Conformément à la loi, l'iFRAP a demandé à la Préfecture de Paris les comptes de l'association IRIS. Voici la réponse de la préfecture :

"Par courriel du 6 octobre 2006, vous avez souhaité avoir la possibilité de consulter le dossier de l'association “Institut de Relations Internationales et Stratégiques” sis 2 bis rue Mercœur à PARIS (11ème) qui, selon votre courriel, “reçoit des subventions publiques de plus de 150 000 euros par an”. Je vous informe que cette association ne m'a pas transmis ses comptes".

Malgré plusieurs lettres recommandées envoyées (voir l'encadré), la direction de l'IRIS a refusé de communiquer ses comptes qui n'apparaissent nulle part sur leur site. Nous avons juste reçu plusieurs mails rassurants de la part de son Directeur financier sur l'origine entièrement privée de ses fonds. Pourtant, dans le Jaune budgétaire [4], cet organisme reçoit au moins 350.000 euros de subventions publiques de la part de plusieurs administrations. En lui révélant notre découverte, celui-ci (le Directeur financier) a préféré le silence total à une quelconque explication. Comme par miracle, ses aimables mails ont cessé. Aucune réponse non plus lorsque nous avons découvert que l'IRIS avait fait un don de 20.000 euros à la revue marxiste Politis. Pourquoi ? Sur quels fondements intellectuels ?
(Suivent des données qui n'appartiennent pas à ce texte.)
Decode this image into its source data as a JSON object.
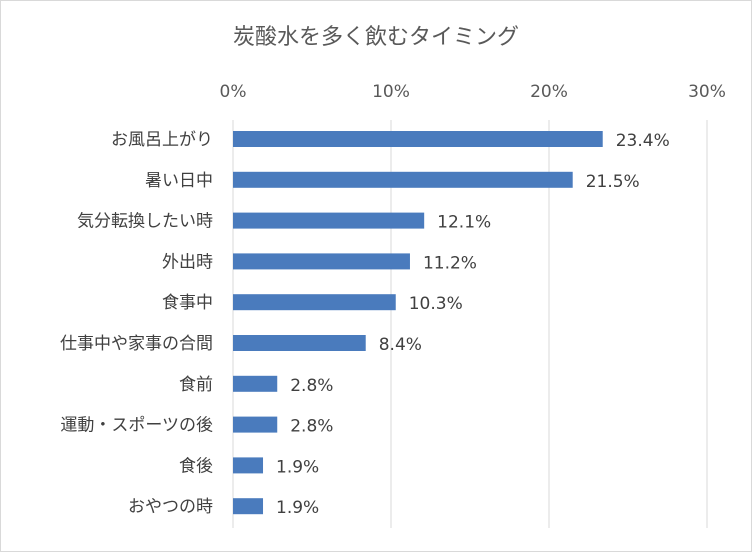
{
  "chart_data": {
    "type": "bar",
    "orientation": "horizontal",
    "title": "炭酸水を多く飲むタイミング",
    "xlim": [
      0,
      30
    ],
    "x_ticks": [
      0,
      10,
      20,
      30
    ],
    "x_tick_labels": [
      "0%",
      "10%",
      "20%",
      "30%"
    ],
    "x_axis_position": "top",
    "grid": true,
    "legend": "none",
    "bar_color": "#4a7bbd",
    "categories": [
      "お風呂上がり",
      "暑い日中",
      "気分転換したい時",
      "外出時",
      "食事中",
      "仕事中や家事の合間",
      "食前",
      "運動・スポーツの後",
      "食後",
      "おやつの時"
    ],
    "values": [
      23.4,
      21.5,
      12.1,
      11.2,
      10.3,
      8.4,
      2.8,
      2.8,
      1.9,
      1.9
    ],
    "value_labels": [
      "23.4%",
      "21.5%",
      "12.1%",
      "11.2%",
      "10.3%",
      "8.4%",
      "2.8%",
      "2.8%",
      "1.9%",
      "1.9%"
    ]
  }
}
Ces subventions ne sont pas grand chose par rapport à l'argent public qui est déversé sur un autre centre de recherche internationale dont l'utilité est aussi frappante que celle de l'IRIS. Il s'agit de l'IFRI (Institut français de recherches internationales) pour lequel le contribuable français est mis à contribution à hauteur de plus de 2 millions d'euros par an. On pourrait aussi rajouter les 270.000 euros pour la FRS (Fondation pour la Recherche Stratégique) ou les 250.000 pour l'IDDRI (Institut de Développement Durable et des Relations Internationales).
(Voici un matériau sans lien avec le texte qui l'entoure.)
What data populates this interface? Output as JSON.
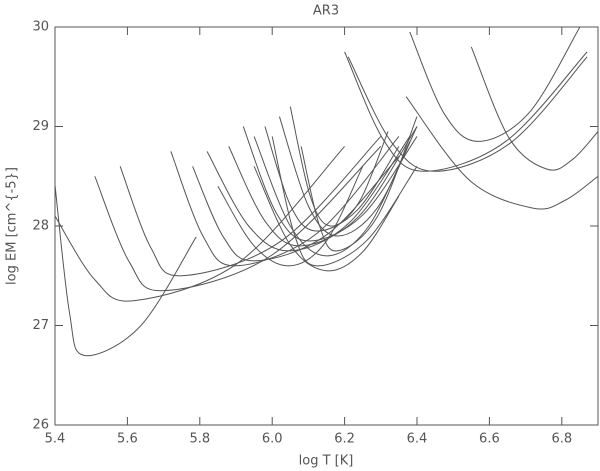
{
  "chart_data": {
    "type": "line",
    "title": "AR3",
    "xlabel": "log T [K]",
    "ylabel": "log EM [cm^{-5}]",
    "xlim": [
      5.4,
      6.9
    ],
    "ylim": [
      26,
      30
    ],
    "xticks": [
      5.4,
      5.6,
      5.8,
      {
        "value": 6,
        "label": "6.0"
      },
      6.2,
      6.4,
      6.6,
      6.8
    ],
    "yticks": [
      26,
      27,
      28,
      29,
      30
    ],
    "series": [
      {
        "color": "#555555",
        "x": [
          5.4,
          5.44,
          5.48,
          5.635,
          5.79
        ],
        "values": [
          28.41,
          27.13,
          26.7,
          26.99,
          27.89
        ]
      },
      {
        "color": "#555555",
        "x": [
          5.4,
          5.51,
          5.62,
          5.91,
          6.2
        ],
        "values": [
          28.1,
          27.46,
          27.25,
          27.64,
          28.8
        ]
      },
      {
        "color": "#555555",
        "x": [
          5.51,
          5.605,
          5.7,
          6.0,
          6.3
        ],
        "values": [
          28.5,
          27.64,
          27.35,
          27.71,
          28.8
        ]
      },
      {
        "color": "#555555",
        "x": [
          5.58,
          5.665,
          5.75,
          6.025,
          6.3
        ],
        "values": [
          28.6,
          27.78,
          27.5,
          27.85,
          28.9
        ]
      },
      {
        "color": "#555555",
        "x": [
          5.72,
          5.81,
          5.9,
          6.125,
          6.35
        ],
        "values": [
          28.75,
          27.89,
          27.6,
          27.93,
          28.9
        ]
      },
      {
        "color": "#555555",
        "x": [
          5.78,
          5.865,
          5.95,
          6.15,
          6.35
        ],
        "values": [
          28.6,
          27.89,
          27.65,
          27.91,
          28.7
        ]
      },
      {
        "color": "#555555",
        "x": [
          5.82,
          5.935,
          6.05,
          6.215,
          6.38
        ],
        "values": [
          28.75,
          28.0,
          27.75,
          28.04,
          28.9
        ]
      },
      {
        "color": "#555555",
        "x": [
          5.88,
          5.98,
          6.08,
          6.24,
          6.4
        ],
        "values": [
          28.8,
          28.05,
          27.8,
          28.1,
          29.0
        ]
      },
      {
        "color": "#555555",
        "x": [
          5.92,
          6.01,
          6.1,
          6.25,
          6.4
        ],
        "values": [
          29.0,
          28.14,
          27.85,
          28.11,
          28.9
        ]
      },
      {
        "color": "#555555",
        "x": [
          5.95,
          6.05,
          6.15,
          6.265,
          6.38
        ],
        "values": [
          28.9,
          28.0,
          27.7,
          27.99,
          28.85
        ]
      },
      {
        "color": "#555555",
        "x": [
          5.98,
          6.05,
          6.12,
          6.235,
          6.35
        ],
        "values": [
          29.0,
          28.21,
          27.95,
          28.16,
          28.8
        ]
      },
      {
        "color": "#555555",
        "x": [
          6.0,
          6.06,
          6.12,
          6.26,
          6.4
        ],
        "values": [
          28.9,
          27.93,
          27.6,
          27.85,
          28.6
        ]
      },
      {
        "color": "#555555",
        "x": [
          6.02,
          6.1,
          6.18,
          6.29,
          6.4
        ],
        "values": [
          29.1,
          28.2,
          27.9,
          28.18,
          29.0
        ]
      },
      {
        "color": "#555555",
        "x": [
          6.05,
          6.105,
          6.16,
          6.24,
          6.32
        ],
        "values": [
          29.2,
          28.3,
          28.0,
          28.24,
          28.95
        ]
      },
      {
        "color": "#555555",
        "x": [
          5.85,
          5.95,
          6.05,
          6.15,
          6.25
        ],
        "values": [
          28.4,
          27.8,
          27.6,
          27.85,
          28.6
        ]
      },
      {
        "color": "#555555",
        "x": [
          6.08,
          6.13,
          6.18,
          6.29,
          6.4
        ],
        "values": [
          28.8,
          28.01,
          27.75,
          28.09,
          29.1
        ]
      },
      {
        "color": "#555555",
        "x": [
          5.95,
          6.05,
          6.15,
          6.25,
          6.35
        ],
        "values": [
          28.6,
          27.81,
          27.55,
          27.74,
          28.3
        ]
      },
      {
        "color": "#555555",
        "x": [
          6.2,
          6.31,
          6.42,
          6.645,
          6.87
        ],
        "values": [
          29.75,
          28.85,
          28.55,
          28.85,
          29.75
        ]
      },
      {
        "color": "#555555",
        "x": [
          6.21,
          6.33,
          6.45,
          6.66,
          6.87
        ],
        "values": [
          29.7,
          28.84,
          28.55,
          28.84,
          29.7
        ]
      },
      {
        "color": "#555555",
        "x": [
          6.37,
          6.545,
          6.72,
          6.81,
          6.9
        ],
        "values": [
          29.3,
          28.46,
          28.18,
          28.26,
          28.5
        ]
      },
      {
        "color": "#555555",
        "x": [
          6.55,
          6.655,
          6.76,
          6.83,
          6.9
        ],
        "values": [
          29.8,
          28.88,
          28.57,
          28.67,
          28.95
        ]
      },
      {
        "color": "#555555",
        "x": [
          6.38,
          6.475,
          6.57,
          6.71,
          6.85
        ],
        "values": [
          29.95,
          29.13,
          28.85,
          29.14,
          30.0
        ]
      }
    ]
  }
}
Milliards d'euros, "machins", spécialistes, qu'est-ce qui manque à la France pour rayonner à l'international ?

[1] Pour une description détaillée de ces rémunérations, voir l'excellent livre d'Yvan Stefanovitch, " Aux frais de la princesse", Lattès, 2007.

[2] La Corée du Nord, ou Cuba, ne sont pas, pour les spécialistes idéologues, des dictatures communistes mais staliniennes. Nuance reprise par la plupart des médias qui en dit long sur le bouclier idéologique dont bénéficie encore le communisme.

[3] Du 26 octobre 2006.

[4] Publication du ministère des Finances qui comprend (une partie) des subventions publiques accordées aux associations.